Manama: Security authorities in Saudi Arabia have detained an employee for his involvement in an attempt to smuggle out Pakistani nationals via the King Fahd Causeway, the terrestrial link with Bahrain.

The plan was discovered by secret police agents in the Eastern Province city of Dammam who learned that a Pakistani wanted in several legal cases was working on smuggling out fellow citizens to neighbouring Bahrain. Under the plan, an employee working at the causeway would be given SR50,000 to facilitate the smuggling.

Acting on the information, the security agencies coordinated their efforts in order to arrest all those involved in the attempt, Saudi news site Sabq reported on Monday.

All the suspects, including the employee, were eventually arrested on Friday at 2am at the causeway and referred to the competent authorities for legal action.

It was unclear why the Pakistanis were smuggled out of the country, as authorities typically do not specify the reasons.

Online users widely condemned the employee for accepting a bribe in order to help smuggle people, saying that he was working against the public order and the interests of the nation.

The attempt to smuggle the Pakistanis via the 25-kilometre causeway is the latest in a series of bid to move people or prohibited items into or out of Saudi Arabia or Bahrain.

Earlier this month, Saudi authorities foiled an attempt to smuggle a foreign woman into the country by hiding her inside a car.

The woman was reportedly “concealed” under a pile of clothes behind the front seats of the car crossing the causeway.

“A car arrived early in the morning to the customs area for clearance,” Daif Allah Al Otaibi, the general director of customs at King Fahd Causeway, said. “During the routine inspection, a foreign woman was discovered on the mats and under a pile of clothes behind the driver’s seat. The ruse obviously did not work and the customs officer reported the case.

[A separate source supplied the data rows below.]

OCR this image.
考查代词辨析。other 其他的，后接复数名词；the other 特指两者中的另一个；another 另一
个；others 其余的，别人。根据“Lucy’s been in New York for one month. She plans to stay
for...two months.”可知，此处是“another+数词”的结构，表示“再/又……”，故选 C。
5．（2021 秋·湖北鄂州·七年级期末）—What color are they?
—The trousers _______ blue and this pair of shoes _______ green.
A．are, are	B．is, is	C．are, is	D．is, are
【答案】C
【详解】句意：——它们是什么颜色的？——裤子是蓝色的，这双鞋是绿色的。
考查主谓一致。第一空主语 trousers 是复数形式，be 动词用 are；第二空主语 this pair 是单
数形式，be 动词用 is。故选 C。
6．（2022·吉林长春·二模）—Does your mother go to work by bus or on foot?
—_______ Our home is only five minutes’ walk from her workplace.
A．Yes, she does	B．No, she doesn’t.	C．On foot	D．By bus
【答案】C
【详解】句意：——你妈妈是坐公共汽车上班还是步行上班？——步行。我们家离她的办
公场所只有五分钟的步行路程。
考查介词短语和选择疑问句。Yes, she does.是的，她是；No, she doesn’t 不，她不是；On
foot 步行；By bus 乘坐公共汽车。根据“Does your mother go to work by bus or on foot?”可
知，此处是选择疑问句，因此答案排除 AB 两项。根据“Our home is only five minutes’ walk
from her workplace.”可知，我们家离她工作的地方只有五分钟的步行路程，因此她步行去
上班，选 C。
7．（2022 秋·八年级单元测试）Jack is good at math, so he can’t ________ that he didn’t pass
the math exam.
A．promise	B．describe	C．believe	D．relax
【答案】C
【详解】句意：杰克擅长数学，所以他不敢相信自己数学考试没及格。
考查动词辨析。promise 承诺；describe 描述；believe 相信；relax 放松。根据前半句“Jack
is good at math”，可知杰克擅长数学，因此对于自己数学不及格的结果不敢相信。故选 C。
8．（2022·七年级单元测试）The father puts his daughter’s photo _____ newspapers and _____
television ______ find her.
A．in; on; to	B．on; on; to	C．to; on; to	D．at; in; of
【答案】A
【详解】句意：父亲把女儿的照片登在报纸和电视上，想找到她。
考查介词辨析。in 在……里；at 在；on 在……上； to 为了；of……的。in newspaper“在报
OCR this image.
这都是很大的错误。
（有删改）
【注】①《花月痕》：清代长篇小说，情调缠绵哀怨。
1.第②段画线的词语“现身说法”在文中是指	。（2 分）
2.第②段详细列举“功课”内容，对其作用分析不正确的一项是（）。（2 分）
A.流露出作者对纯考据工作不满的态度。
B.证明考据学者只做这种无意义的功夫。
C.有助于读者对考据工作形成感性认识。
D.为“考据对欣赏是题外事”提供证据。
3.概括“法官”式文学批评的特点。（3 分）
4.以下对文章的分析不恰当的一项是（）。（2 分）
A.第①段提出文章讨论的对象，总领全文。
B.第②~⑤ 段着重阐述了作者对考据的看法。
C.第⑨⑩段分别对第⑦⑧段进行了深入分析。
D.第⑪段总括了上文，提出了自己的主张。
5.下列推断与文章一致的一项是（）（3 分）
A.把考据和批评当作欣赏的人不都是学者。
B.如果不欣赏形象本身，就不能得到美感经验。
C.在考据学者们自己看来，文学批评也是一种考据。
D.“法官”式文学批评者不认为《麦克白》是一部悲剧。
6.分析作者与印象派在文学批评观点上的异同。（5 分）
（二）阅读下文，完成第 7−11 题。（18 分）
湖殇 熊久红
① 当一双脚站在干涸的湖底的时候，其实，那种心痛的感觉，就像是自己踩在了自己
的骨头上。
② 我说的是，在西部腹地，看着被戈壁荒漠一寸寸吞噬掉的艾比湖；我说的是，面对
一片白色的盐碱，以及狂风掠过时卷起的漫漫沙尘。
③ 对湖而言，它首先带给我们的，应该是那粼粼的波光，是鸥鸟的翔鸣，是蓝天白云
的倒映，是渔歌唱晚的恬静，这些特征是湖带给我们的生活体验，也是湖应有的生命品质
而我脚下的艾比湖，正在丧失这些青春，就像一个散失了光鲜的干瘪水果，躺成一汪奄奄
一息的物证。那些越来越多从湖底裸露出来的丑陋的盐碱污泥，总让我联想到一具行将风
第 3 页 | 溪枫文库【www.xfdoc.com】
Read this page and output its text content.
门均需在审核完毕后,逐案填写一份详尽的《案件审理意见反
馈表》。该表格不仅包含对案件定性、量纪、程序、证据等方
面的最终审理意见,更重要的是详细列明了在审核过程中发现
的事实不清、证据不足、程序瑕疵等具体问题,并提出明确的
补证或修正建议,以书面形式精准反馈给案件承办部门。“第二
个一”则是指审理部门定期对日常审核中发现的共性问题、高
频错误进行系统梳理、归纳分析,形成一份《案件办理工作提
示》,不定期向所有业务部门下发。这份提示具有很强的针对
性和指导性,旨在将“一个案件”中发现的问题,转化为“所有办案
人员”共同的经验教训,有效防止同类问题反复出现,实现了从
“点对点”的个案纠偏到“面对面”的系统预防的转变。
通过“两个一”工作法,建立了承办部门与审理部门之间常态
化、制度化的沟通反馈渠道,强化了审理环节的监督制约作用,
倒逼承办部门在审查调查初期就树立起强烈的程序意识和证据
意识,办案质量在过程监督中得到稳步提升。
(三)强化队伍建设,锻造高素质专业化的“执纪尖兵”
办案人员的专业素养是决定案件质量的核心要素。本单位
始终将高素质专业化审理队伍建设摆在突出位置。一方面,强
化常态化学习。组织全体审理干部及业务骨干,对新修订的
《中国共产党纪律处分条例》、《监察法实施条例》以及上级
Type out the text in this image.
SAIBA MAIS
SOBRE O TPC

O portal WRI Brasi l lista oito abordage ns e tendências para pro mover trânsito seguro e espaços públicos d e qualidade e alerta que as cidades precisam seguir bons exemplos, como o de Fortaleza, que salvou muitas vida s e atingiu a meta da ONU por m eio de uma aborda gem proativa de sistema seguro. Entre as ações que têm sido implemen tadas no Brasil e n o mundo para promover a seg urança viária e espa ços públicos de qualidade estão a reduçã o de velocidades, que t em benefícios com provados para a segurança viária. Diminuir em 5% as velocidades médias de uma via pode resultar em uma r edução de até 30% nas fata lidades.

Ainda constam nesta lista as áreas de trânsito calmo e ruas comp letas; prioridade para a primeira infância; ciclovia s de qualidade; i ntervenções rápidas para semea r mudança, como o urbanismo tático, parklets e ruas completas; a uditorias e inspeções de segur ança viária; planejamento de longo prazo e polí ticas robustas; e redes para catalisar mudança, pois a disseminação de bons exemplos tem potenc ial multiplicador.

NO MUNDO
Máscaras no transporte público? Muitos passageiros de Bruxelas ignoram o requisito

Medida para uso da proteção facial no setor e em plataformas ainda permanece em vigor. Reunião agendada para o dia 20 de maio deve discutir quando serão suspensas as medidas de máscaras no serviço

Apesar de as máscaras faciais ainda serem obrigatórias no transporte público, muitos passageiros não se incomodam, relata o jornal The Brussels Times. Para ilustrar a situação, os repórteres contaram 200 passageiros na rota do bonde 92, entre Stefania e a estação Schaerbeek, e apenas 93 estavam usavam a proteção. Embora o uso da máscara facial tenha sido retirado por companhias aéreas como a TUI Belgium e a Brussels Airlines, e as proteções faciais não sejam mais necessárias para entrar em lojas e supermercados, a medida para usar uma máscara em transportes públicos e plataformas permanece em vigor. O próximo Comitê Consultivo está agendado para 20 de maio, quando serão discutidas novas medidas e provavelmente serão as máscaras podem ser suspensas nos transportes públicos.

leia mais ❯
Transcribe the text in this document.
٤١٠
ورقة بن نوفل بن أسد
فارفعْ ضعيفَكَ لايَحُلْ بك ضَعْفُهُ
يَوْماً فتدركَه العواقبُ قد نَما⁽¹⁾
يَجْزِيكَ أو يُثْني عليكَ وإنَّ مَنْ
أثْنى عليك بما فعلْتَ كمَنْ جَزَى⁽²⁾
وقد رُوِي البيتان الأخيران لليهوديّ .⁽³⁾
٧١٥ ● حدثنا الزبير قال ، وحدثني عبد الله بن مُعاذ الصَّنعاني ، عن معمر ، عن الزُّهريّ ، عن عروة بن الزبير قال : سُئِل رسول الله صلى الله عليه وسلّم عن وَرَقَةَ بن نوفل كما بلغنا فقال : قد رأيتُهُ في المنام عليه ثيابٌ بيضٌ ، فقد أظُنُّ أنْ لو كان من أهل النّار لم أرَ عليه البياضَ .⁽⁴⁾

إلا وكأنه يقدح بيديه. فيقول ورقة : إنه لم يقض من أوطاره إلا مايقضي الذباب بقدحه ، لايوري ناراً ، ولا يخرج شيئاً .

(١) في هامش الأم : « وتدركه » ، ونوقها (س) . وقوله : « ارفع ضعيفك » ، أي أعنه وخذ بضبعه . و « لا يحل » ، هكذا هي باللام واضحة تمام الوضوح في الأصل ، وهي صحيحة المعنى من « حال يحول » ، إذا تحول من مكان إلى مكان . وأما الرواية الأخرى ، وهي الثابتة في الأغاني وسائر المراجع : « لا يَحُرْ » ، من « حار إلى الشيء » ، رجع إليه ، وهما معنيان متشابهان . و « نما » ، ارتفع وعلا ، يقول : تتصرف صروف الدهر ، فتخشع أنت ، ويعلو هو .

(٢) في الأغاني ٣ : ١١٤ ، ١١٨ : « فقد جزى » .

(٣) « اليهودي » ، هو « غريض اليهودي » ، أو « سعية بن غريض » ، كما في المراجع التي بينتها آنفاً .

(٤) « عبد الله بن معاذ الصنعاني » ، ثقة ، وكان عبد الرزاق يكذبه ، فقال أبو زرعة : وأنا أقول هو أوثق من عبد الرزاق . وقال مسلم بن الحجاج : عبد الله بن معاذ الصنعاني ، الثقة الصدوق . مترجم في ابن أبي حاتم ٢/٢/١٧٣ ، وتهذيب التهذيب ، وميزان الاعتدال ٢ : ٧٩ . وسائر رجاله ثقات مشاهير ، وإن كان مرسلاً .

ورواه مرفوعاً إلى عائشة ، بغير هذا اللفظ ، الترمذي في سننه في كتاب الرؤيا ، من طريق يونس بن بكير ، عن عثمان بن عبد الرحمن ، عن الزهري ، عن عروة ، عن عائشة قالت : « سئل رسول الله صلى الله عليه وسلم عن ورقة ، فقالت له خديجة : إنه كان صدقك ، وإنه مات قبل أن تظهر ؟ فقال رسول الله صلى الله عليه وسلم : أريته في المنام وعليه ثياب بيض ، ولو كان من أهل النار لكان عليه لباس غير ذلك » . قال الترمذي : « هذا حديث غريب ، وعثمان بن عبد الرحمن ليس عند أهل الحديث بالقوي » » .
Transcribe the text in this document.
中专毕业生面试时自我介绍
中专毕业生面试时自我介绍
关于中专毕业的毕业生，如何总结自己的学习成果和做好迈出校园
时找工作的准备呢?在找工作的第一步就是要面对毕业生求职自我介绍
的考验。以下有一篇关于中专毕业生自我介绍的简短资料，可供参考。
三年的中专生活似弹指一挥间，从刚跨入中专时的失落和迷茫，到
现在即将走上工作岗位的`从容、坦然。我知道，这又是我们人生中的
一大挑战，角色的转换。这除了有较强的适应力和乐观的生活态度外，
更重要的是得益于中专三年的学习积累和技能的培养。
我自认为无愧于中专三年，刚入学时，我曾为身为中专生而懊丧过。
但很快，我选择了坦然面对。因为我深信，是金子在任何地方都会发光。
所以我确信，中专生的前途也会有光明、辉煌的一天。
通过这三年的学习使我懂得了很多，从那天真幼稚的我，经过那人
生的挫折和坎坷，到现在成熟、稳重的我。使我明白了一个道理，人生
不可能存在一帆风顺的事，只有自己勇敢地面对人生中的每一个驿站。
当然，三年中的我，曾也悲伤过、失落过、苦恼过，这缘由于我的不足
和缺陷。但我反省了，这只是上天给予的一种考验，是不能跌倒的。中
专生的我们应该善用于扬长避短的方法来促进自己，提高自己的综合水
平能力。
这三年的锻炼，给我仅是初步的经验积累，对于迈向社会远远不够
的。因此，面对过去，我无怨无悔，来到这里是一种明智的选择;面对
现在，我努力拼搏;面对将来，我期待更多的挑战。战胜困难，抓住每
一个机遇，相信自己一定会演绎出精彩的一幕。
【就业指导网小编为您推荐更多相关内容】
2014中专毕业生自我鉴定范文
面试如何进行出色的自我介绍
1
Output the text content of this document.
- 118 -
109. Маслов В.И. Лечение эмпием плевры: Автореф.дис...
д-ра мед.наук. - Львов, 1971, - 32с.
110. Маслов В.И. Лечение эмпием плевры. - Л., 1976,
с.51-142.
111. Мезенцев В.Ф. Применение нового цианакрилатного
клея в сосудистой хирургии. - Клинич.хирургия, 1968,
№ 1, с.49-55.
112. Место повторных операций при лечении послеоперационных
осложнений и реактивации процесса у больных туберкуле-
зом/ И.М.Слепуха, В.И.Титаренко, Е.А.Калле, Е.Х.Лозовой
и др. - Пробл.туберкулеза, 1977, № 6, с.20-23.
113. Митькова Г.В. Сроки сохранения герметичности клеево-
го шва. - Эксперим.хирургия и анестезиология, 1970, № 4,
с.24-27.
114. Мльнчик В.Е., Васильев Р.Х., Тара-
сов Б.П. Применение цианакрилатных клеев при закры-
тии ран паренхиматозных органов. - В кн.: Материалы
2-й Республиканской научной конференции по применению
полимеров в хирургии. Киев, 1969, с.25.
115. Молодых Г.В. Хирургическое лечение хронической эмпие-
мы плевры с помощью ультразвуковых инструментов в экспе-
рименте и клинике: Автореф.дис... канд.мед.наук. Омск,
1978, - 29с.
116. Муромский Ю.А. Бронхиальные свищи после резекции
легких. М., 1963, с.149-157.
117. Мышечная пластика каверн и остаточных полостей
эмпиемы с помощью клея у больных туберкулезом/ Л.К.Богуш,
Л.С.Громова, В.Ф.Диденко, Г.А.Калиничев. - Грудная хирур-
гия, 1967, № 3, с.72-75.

The procedures in such cases are being followed,” he said.

The nationality of the woman and the reasons for the smuggling were not announced by the authorities.

In June 2013, an attempt to smuggle a European woman into Saudi Arabia was foiled by local customs officers.

The woman whose nationality was not revealed did not have a passport and was hiding under a large carpet and a small wooden table on the Pajero floor mats.

The woman was discovered as the customs inspected the car driven by a British national.

Thousands of vehicles and passengers, mainly Saudis, regularly use the terrestrial link, particularly over the weekend.

Customs officers on both sides of the causeway have been engaged in a relentless battle against incredible ruses to smuggle weapons, explosives, alcohol, birds and animals, a task that has been rendered particularly challenging by the high number of daily users and commuters.

In May, Saudi Arabia foiled an attempt to smuggle RDX — a highly explosive material — and detonators intended to be used in the kingdom.

The Saudi security men had doubts about the two men driving into Saudi Arabia and decided to search their car.

The inspection yielded 14 bags carefully hidden inside the back seats of the car. Officials said that 11 bags contained more than 30 kilos of the RDX and two bags had 50 blasting caps. The last bag had a six-metre detonator cord.

In March, Bahraini authorities said that they seized bomb-making material on a bus coming from Iraq via Saudi Arabia with 55 passengers on-board, mostly women and children.

“A screening of the passengers’ luggage with X-ray machines showed that one of the bags contained suspicious things,” Advocate General and Terror Crimes Chief Prosecutor Ahmad Al Hammadi said. “During a closer inspection, 140 electric detonators, 41 electric circuits that could be used in blasts, a remote control and some mobile phones were found hidden inside some electrical appliances in the bag.”

The causeway was opened on November 26, 1986 by the then rulers of Saudi Arabia and Bahrain King Fahd Bin Abdul Aziz Al Saud and Shaikh Eisa Bin Salman Al Khalifa.